Marcus Oldenburg, Hans-Joachim Jensen, Ute Latza, Xaver Baur
IMH 2010;62(3):123-128.


Background. This study aimed to predict the risk of coronary heart disease (CHD) among seafarers on German-flagged vessels and to assess the association of shipboard job duration at sea with the risk of CHD.
Material and methods. During the legally required medical fitness test for nautical service, 161 seafarers in Hamburg participated in a cross-sectional study which included an interview, blood sampling, and blood pressure measurements (response 84.9%). The predicted 10-year risk of an acute coronary event of the examined German seafarers aged 35 to 64 years (n = 46) was assessed in comparison with a sample of male German employees of the same age working ashore (PROCAM study). The number of independent CHD risk factors (according to the PROCAM study) was compared in the groups with ‘shorter’ and ‘longer’ median shipboard job duration at sea (15.0 years).
Results. The examined German seafarers had a similar age-standardized predicted 10-year CHD risk as the German reference population. Nearly all independent CHD risk factors were significantly more frequent in seamen with job duration at sea of ≥ 15 years than in those with < 15 years. After adjusting for age, the number of CHD risk factors was associated with job duration (OR 1.08 [95% CI 1.02-1.14] per year).

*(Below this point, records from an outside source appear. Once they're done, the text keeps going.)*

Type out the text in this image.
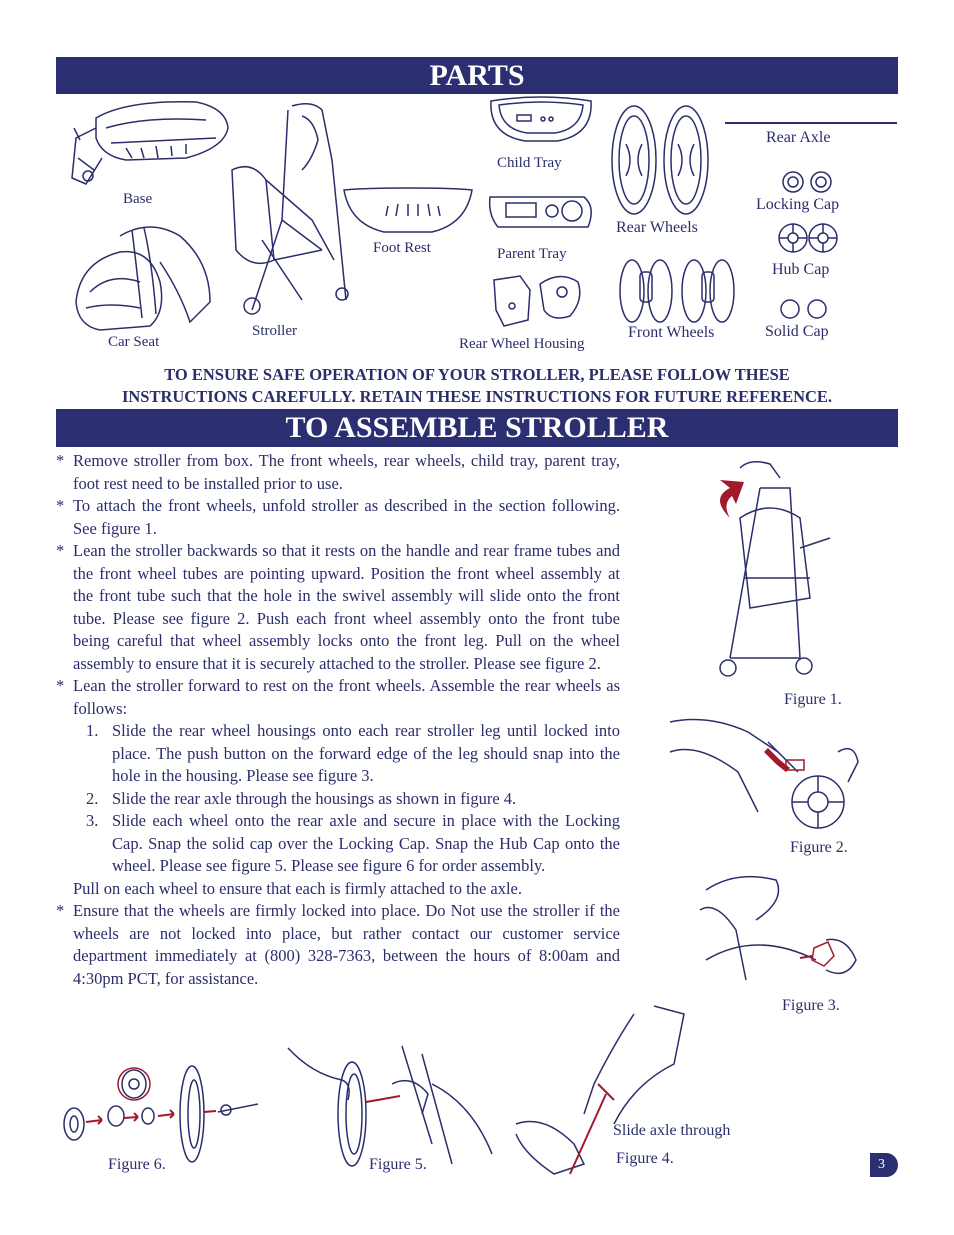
PARTS
Base
Car Seat
Stroller
Foot Rest
Child Tray
Parent Tray
Rear Wheel Housing
Rear Wheels
Front Wheels
Rear Axle
Locking Cap
Hub Cap
Solid Cap
TO ENSURE SAFE OPERATION OF YOUR STROLLER, PLEASE FOLLOW THESE
INSTRUCTIONS CAREFULLY. RETAIN THESE INSTRUCTIONS FOR FUTURE REFERENCE.
TO ASSEMBLE STROLLER
* Remove stroller from box. The front wheels, rear wheels, child tray, parent tray, foot rest need to be installed prior to use.
* To attach the front wheels, unfold stroller as described in the section following. See figure 1.
* Lean the stroller backwards so that it rests on the handle and rear frame tubes and the front wheel tubes are pointing upward. Position the front wheel assembly at the front tube such that the hole in the swivel assembly will slide onto the front tube. Please see figure 2. Push each front wheel assembly onto the front tube being careful that wheel assembly locks onto the front leg. Pull on the wheel assembly to ensure that it is securely attached to the stroller. Please see figure 2.
* Lean the stroller forward to rest on the front wheels. Assemble the rear wheels as follows:
1. Slide the rear wheel housings onto each rear stroller leg until locked into place. The push button on the forward edge of the leg should snap into the hole in the housing. Please see figure 3.
2. Slide the rear axle through the housings as shown in figure 4.
3. Slide each wheel onto the rear axle and secure in place with the Locking Cap. Snap the solid cap over the Locking Cap. Snap the Hub Cap onto the wheel. Please see figure 5. Please see figure 6 for order assembly.
Pull on each wheel to ensure that each is firmly attached to the axle.
* Ensure that the wheels are firmly locked into place. Do Not use the stroller if the wheels are not locked into place, but rather contact our customer service department immediately at (800) 328-7363, between the hours of 8:00am and 4:30pm PCT, for assistance.
Figure 1.
Figure 2.
Figure 3.
Slide axle through
Figure 4.
Figure 5.
Figure 6.	3
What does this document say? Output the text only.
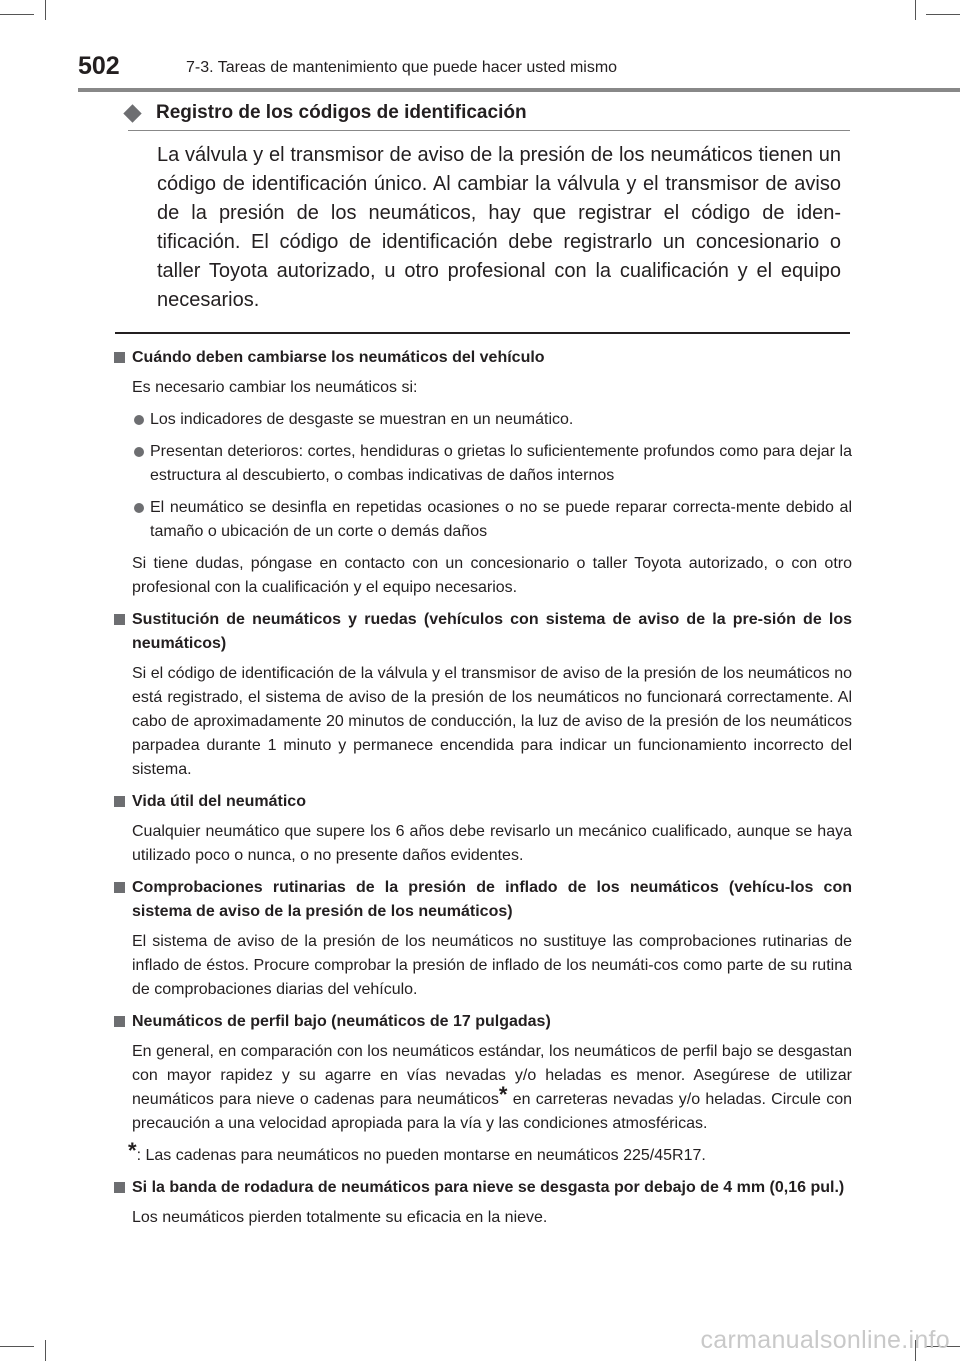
502	7-3. Tareas de mantenimiento que puede hacer usted mismo
Registro de los códigos de identificación
La válvula y el transmisor de aviso de la presión de los neumáticos tienen un código de identificación único. Al cambiar la válvula y el transmisor de aviso de la presión de los neumáticos, hay que registrar el código de iden-tificación. El código de identificación debe registrarlo un concesionario o taller Toyota autorizado, u otro profesional con la cualificación y el equipo necesarios.
Cuándo deben cambiarse los neumáticos del vehículo
Es necesario cambiar los neumáticos si:
Los indicadores de desgaste se muestran en un neumático.
Presentan deterioros: cortes, hendiduras o grietas lo suficientemente profundos como para dejar la estructura al descubierto, o combas indicativas de daños internos
El neumático se desinfla en repetidas ocasiones o no se puede reparar correcta-mente debido al tamaño o ubicación de un corte o demás daños
Si tiene dudas, póngase en contacto con un concesionario o taller Toyota autorizado, o con otro profesional con la cualificación y el equipo necesarios.
Sustitución de neumáticos y ruedas (vehículos con sistema de aviso de la pre-sión de los neumáticos)
Si el código de identificación de la válvula y el transmisor de aviso de la presión de los neumáticos no está registrado, el sistema de aviso de la presión de los neumáticos no funcionará correctamente. Al cabo de aproximadamente 20 minutos de conducción, la luz de aviso de la presión de los neumáticos parpadea durante 1 minuto y permanece encendida para indicar un funcionamiento incorrecto del sistema.
Vida útil del neumático
Cualquier neumático que supere los 6 años debe revisarlo un mecánico cualificado, aunque se haya utilizado poco o nunca, o no presente daños evidentes.
Comprobaciones rutinarias de la presión de inflado de los neumáticos (vehícu-los con sistema de aviso de la presión de los neumáticos)
El sistema de aviso de la presión de los neumáticos no sustituye las comprobaciones rutinarias de inflado de éstos. Procure comprobar la presión de inflado de los neumáti-cos como parte de su rutina de comprobaciones diarias del vehículo.
Neumáticos de perfil bajo (neumáticos de 17 pulgadas)
En general, en comparación con los neumáticos estándar, los neumáticos de perfil bajo se desgastan con mayor rapidez y su agarre en vías nevadas y/o heladas es menor. Asegúrese de utilizar neumáticos para nieve o cadenas para neumáticos* en carreteras nevadas y/o heladas. Circule con precaución a una velocidad apropiada para la vía y las condiciones atmosféricas.
*: Las cadenas para neumáticos no pueden montarse en neumáticos 225/45R17.
Si la banda de rodadura de neumáticos para nieve se desgasta por debajo de 4 mm (0,16 pul.)
Los neumáticos pierden totalmente su eficacia en la nieve.
carmanualsonline.info
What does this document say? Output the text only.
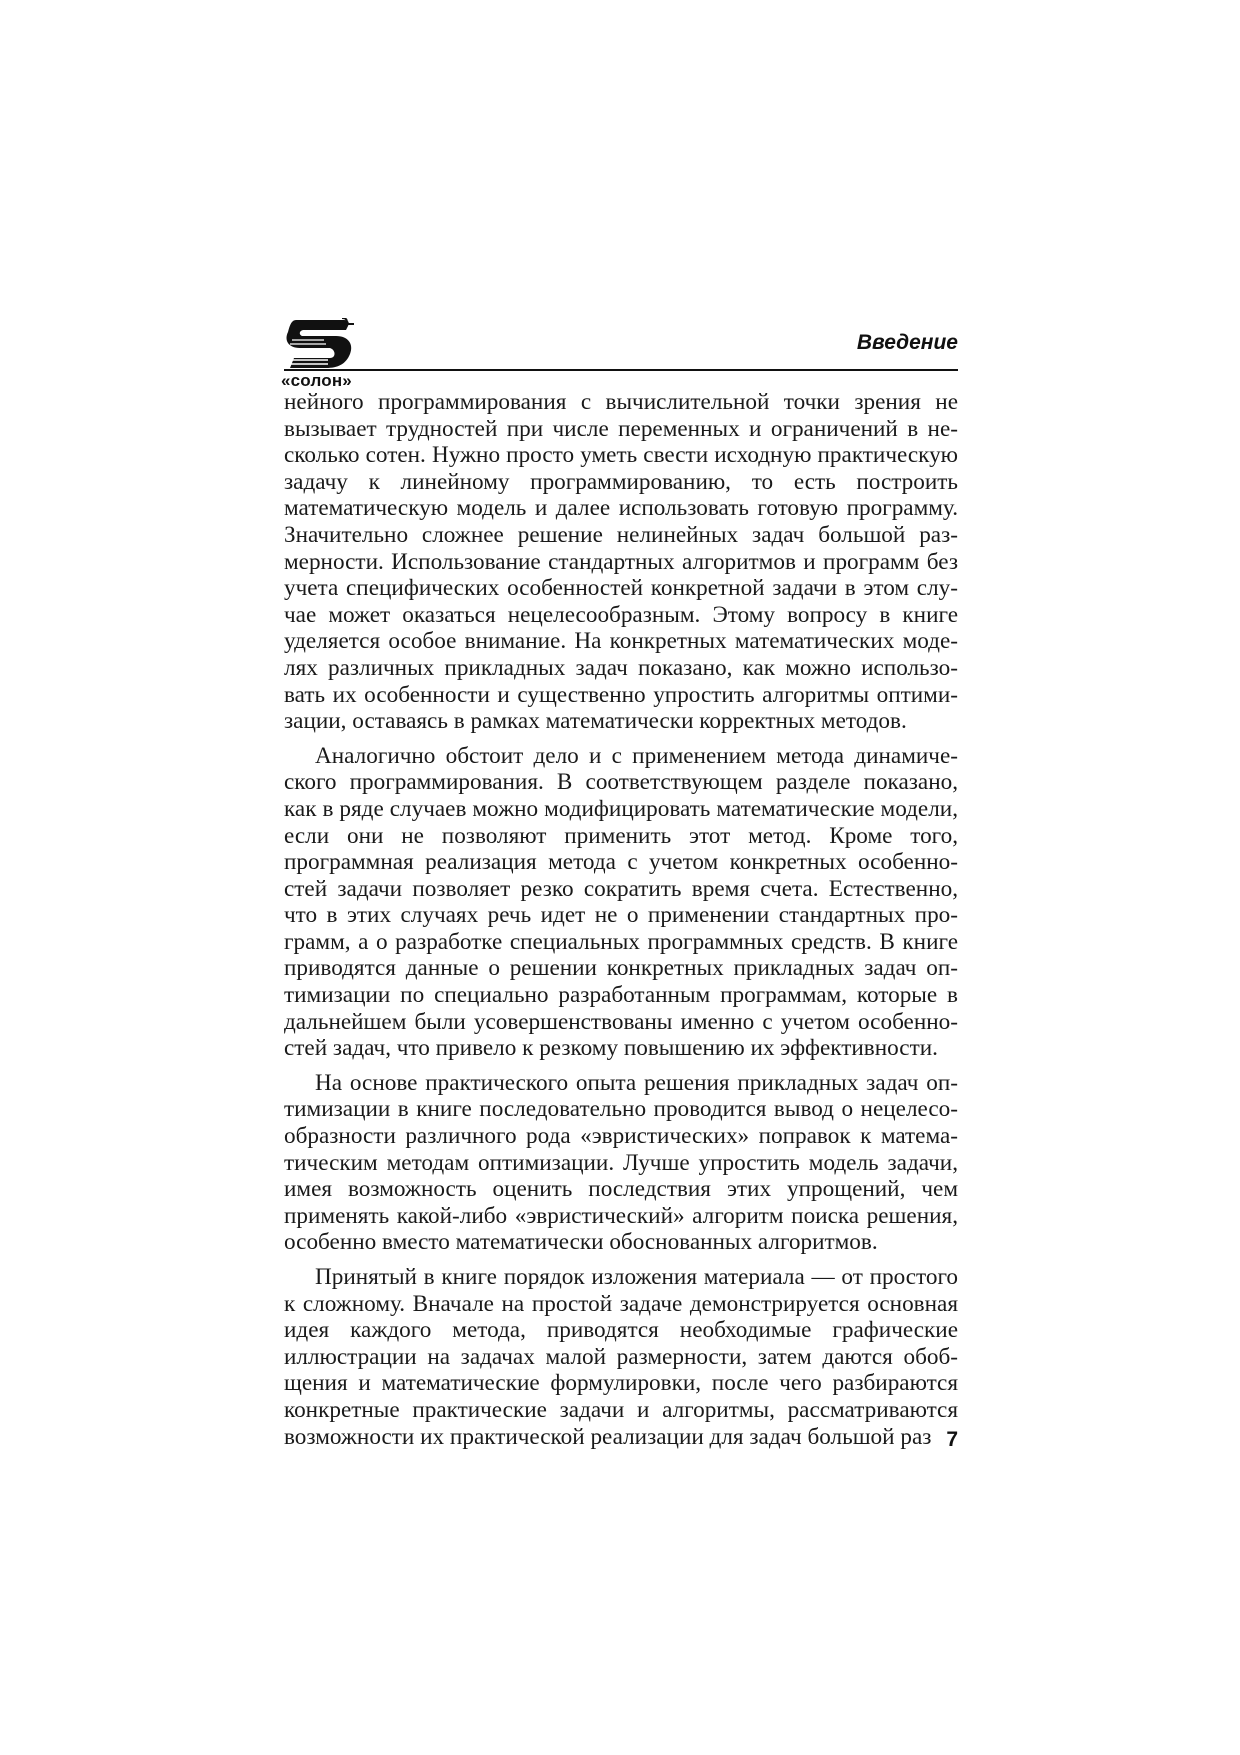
«солон»
Введение

нейного программирования с вычислительной точки зрения не вызывает трудностей при числе переменных и ограничений в несколько сотен. Нужно просто уметь свести исходную практическую задачу к линейному программированию, то есть построить математическую модель и далее использовать готовую программу. Значительно сложнее решение нелинейных задач большой размерности. Использование стандартных алгоритмов и программ без учета специфических особенностей конкретной задачи в этом случае может оказаться нецелесообразным. Этому вопросу в книге уделяется особое внимание. На конкретных математических моделях различных прикладных задач показано, как можно использовать их особенности и существенно упростить алгоритмы оптимизации, оставаясь в рамках математически корректных методов.

Аналогично обстоит дело и с применением метода динамического программирования. В соответствующем разделе показано, как в ряде случаев можно модифицировать математические модели, если они не позволяют применить этот метод. Кроме того, программная реализация метода с учетом конкретных особенностей задачи позволяет резко сократить время счета. Естественно, что в этих случаях речь идет не о применении стандартных программ, а о разработке специальных программных средств. В книге приводятся данные о решении конкретных прикладных задач оптимизации по специально разработанным программам, которые в дальнейшем были усовершенствованы именно с учетом особенностей задач, что привело к резкому повышению их эффективности.

На основе практического опыта решения прикладных задач оптимизации в книге последовательно проводится вывод о нецелесообразности различного рода «эвристических» поправок к математическим методам оптимизации. Лучше упростить модель задачи, имея возможность оценить последствия этих упрощений, чем применять какой-либо «эвристический» алгоритм поиска решения, особенно вместо математически обоснованных алгоритмов.

Принятый в книге порядок изложения материала — от простого к сложному. Вначале на простой задаче демонстрируется основная идея каждого метода, приводятся необходимые графические иллюстрации на задачах малой размерности, затем даются обобщения и математические формулировки, после чего разбираются конкретные практические задачи и алгоритмы, рассматриваются возможности их практической реализации для задач большой раз 7
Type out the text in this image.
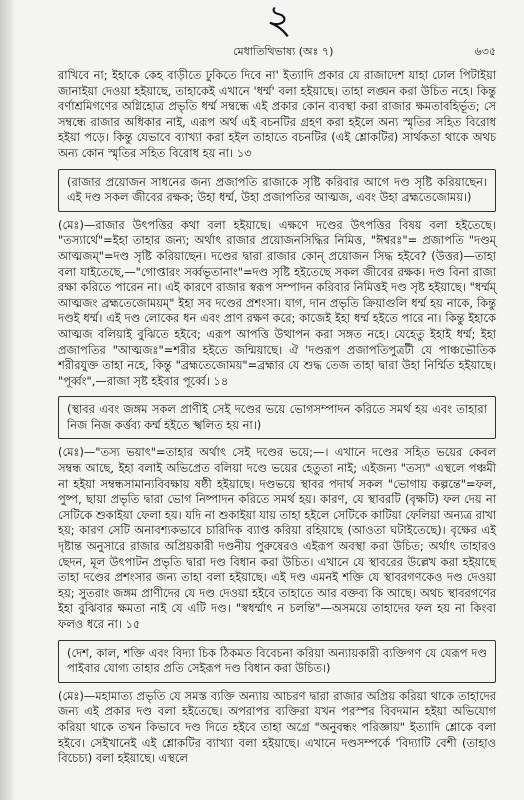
২
মেধাতিথিভাষ্য (অঃ ৭)	৬৩৫

রাখিবে না; ইহাকে কেহ বাড়ীতে ঢুকিতে দিবে না' ইত্যাদি প্রকার যে রাজাদেশ যাহা ঢোল পিটাইয়া জানাইয়া দেওয়া হইয়াছে, তাহাকেই এখানে 'ধর্ম্ম' বলা হইয়াছে। তাহা লঙ্ঘন করা উচিত নহে। কিন্তু বর্ণাশ্রমিগণের অগ্নিহোত্র প্রভৃতি ধর্ম্ম সম্বন্ধে এই প্রকার কোন ব্যবস্থা করা রাজার ক্ষমতাবহির্ভূত; সে সম্বন্ধে রাজার অধিকার নাই, এরূপ অর্থ এই বচনটির গ্রহণ করা হইলে অন্য স্মৃতির সহিত বিরোধ হইয়া পড়ে। কিন্তু যেভাবে ব্যাখ্যা করা হইল তাহাতে বচনটির (এই শ্লোকটির) সার্থকতা থাকে অথচ অন্য কোন স্মৃতির সহিত বিরোধ হয় না। ১৩

(রাজার প্রয়োজন সাধনের জন্য প্রজাপতি রাজাকে সৃষ্টি করিবার আগে দণ্ড সৃষ্টি করিয়াছেন। এই দণ্ড সকল জীবের রক্ষক; উহা ধর্ম্ম, উহা প্রজাপতির আত্মজ, এবং উহা ব্রহ্মতেজোময়।)

(মেঃ)—রাজার উৎপত্তির কথা বলা হইয়াছে। এক্ষণে দণ্ডের উৎপত্তির বিষয় বলা হইতেছে। "তস্যার্থে"=ইহা তাহার জন্য; অর্থাৎ রাজার প্রয়োজনসিদ্ধির নিমিত্ত, "ঈশ্বরঃ"= প্রজাপতি "দণ্ডম্ আত্মজম্"=দণ্ড সৃষ্টি করিয়াছেন। দণ্ডের দ্বারা রাজার কোন্ প্রয়োজন সিদ্ধ হইবে? (উত্তর)—তাহা বলা যাইতেছে,—"গোপ্তারং সর্ব্বভূতানাং"=দণ্ড সৃষ্টি হইতেছে সকল জীবের রক্ষক। দণ্ড বিনা রাজা রক্ষা করিতে পারেন না। এই কারণে রাজার স্বরূপ সম্পাদন করিবার নিমিত্তই দণ্ড সৃষ্ট হইয়াছে। "ধর্ম্মম্ আত্মজং ব্রহ্মতেজোময়ম্" ইহা সব দণ্ডের প্রশংসা। যাগ, দান প্রভৃতি ক্রিয়াগুলি ধর্ম্ম হয় নাকে, কিন্তু দণ্ডই ধর্ম্ম। এই দণ্ড লোকের ধন এবং প্রাণ রক্ষণ করে; কাজেই ইহা ধর্ম্ম হইতে পারে না। কিন্তু ইহাকে আত্মজ বলিয়াই বুঝিতে হইবে; এরূপ আপত্তি উত্থাপন করা সঙ্গত নহে। যেহেতু ইহাই ধর্ম্ম; ইহা প্রজাপতির "আত্মজঃ"=শরীর হইতে জন্মিয়াছে। ঐ 'দণ্ডরূপ প্রজাপতিপুত্রটী যে পাঞ্চভৌতিক শরীরযুক্ত তাহা নহে, কিন্তু "ব্রহ্মতেজোময়"=ব্রহ্মার যে শুদ্ধ তেজ তাহা দ্বারা উহা নির্ম্মিত হইয়াছে। "পূর্ব্বং",—রাজা সৃষ্ট হইবার পূর্ব্বে। ১৪

(স্থাবর এবং জঙ্গম সকল প্রাণীই সেই দণ্ডের ভয়ে ভোগসম্পাদন করিতে সমর্থ হয় এবং তাহারা নিজ নিজ কর্ত্তব্য কর্ম্ম হইতে স্খলিত হয় না।)

(মেঃ)—"তস্য ভয়াৎ"=তাহার অর্থাৎ সেই দণ্ডের ভয়ে;—। এখানে দণ্ডের সহিত ভয়ের কেবল সম্বন্ধ আছে, ইহা বলাই অভিপ্রেত বলিয়া দণ্ডে ভয়ের হেতুতা নাই; এইজন্য "তস্য" এস্থলে পঞ্চমী না হইয়া সম্বন্ধসামান্যবিবক্ষায় ষষ্ঠী হইয়াছে। দণ্ডভয়ে স্থাবর পদার্থ সকল "ভোগায় কল্পন্তে"=ফল, পুষ্প, ছায়া প্রভৃতি দ্বারা ভোগ নিষ্পাদন করিতে সমর্থ হয়। কারণ, যে স্থাবরটি (বৃক্ষটি) ফল দেয় না সেটিকে শুকাইয়া ফেলা হয়। যদি না শুকাইয়া যায় তাহা হইলে সেটিকে কাটিয়া ফেলিয়া অন্যত্র রাখা হয়; কারণ সেটি অনাবশ্যকভাবে চারিদিক ব্যাপ্ত করিয়া রহিয়াছে (আওতা ঘটাইতেছে)। বৃক্ষের এই দৃষ্টান্ত অনুসারে রাজার অপ্রিয়কারী দণ্ডনীয় পুরুষেরও এইরূপ অবস্থা করা উচিত; অর্থাৎ তাহারও ছেদন, মূল উৎপাটন প্রভৃতি দ্বারা দণ্ড বিধান করা উচিত। এখানে যে স্থাবরের উল্লেখ করা হইয়াছে তাহা দণ্ডের প্রশংসার জন্য তাহা বলা হইয়াছে। এই দণ্ড এমনই শক্তি যে স্থাবরগণকেও দণ্ড দেওয়া হয়; সুতরাং জঙ্গম প্রাণীদের যে দণ্ড দেওয়া হইবে তাহাতে আর বক্তব্য কি আছে। অথচ স্থাবরগণের ইহা বুঝিবার ক্ষমতা নাই যে এটি দণ্ড। "স্বধর্ম্মাৎ ন চলন্তি"—অসময়ে তাহাদের ফল হয় না কিংবা ফলও ধরে না। ১৫

(দেশ, কাল, শক্তি এবং বিদ্যা চিক ঠিকমত বিবেচনা করিয়া অন্যায়কারী ব্যক্তিগণ যে যেরূপ দণ্ড পাইবার যোগ্য তাহার প্রতি সেইরূপ দণ্ড বিধান করা উচিত।)

(মেঃ)—মহামাত্য প্রভৃতি যে সমস্ত ব্যক্তি অন্যায় আচরণ দ্বারা রাজার অপ্রিয় করিয়া থাকে তাহাদের জন্য এই প্রকার দণ্ড বলা হইতেছে। অপরাপর ব্যক্তিরা যখন পরস্পর বিবদমান হইয়া অভিযোগ করিয়া থাকে তখন কিভাবে দণ্ড দিতে হইবে তাহা অগ্রে "অনুবন্ধং পরিজ্ঞায়" ইত্যাদি শ্লোকে বলা হইবে। সেইখানেই এই শ্লোকটির ব্যাখ্যা বলা হইয়াছে। এখানে দণ্ডসম্পর্কে 'বিদ্যাটি বেশী (তাহাও বিচেচ্য) বলা হইয়াছে। এস্থলে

Conclusions. Seafarers on German-flagged ships have to attend a medical fitness test for nautical service every 2 years. Thus, it can be assumed that seafarers present a healthier population than employees ashore. In this study, however, CHD risk of seafarers was similar to that of the reference population. This may indicate that working onboard implies a high coronary risk. Furthermore, the study results suggest a tendency of increased risk of CHD among seafarers with longer job duration at sea.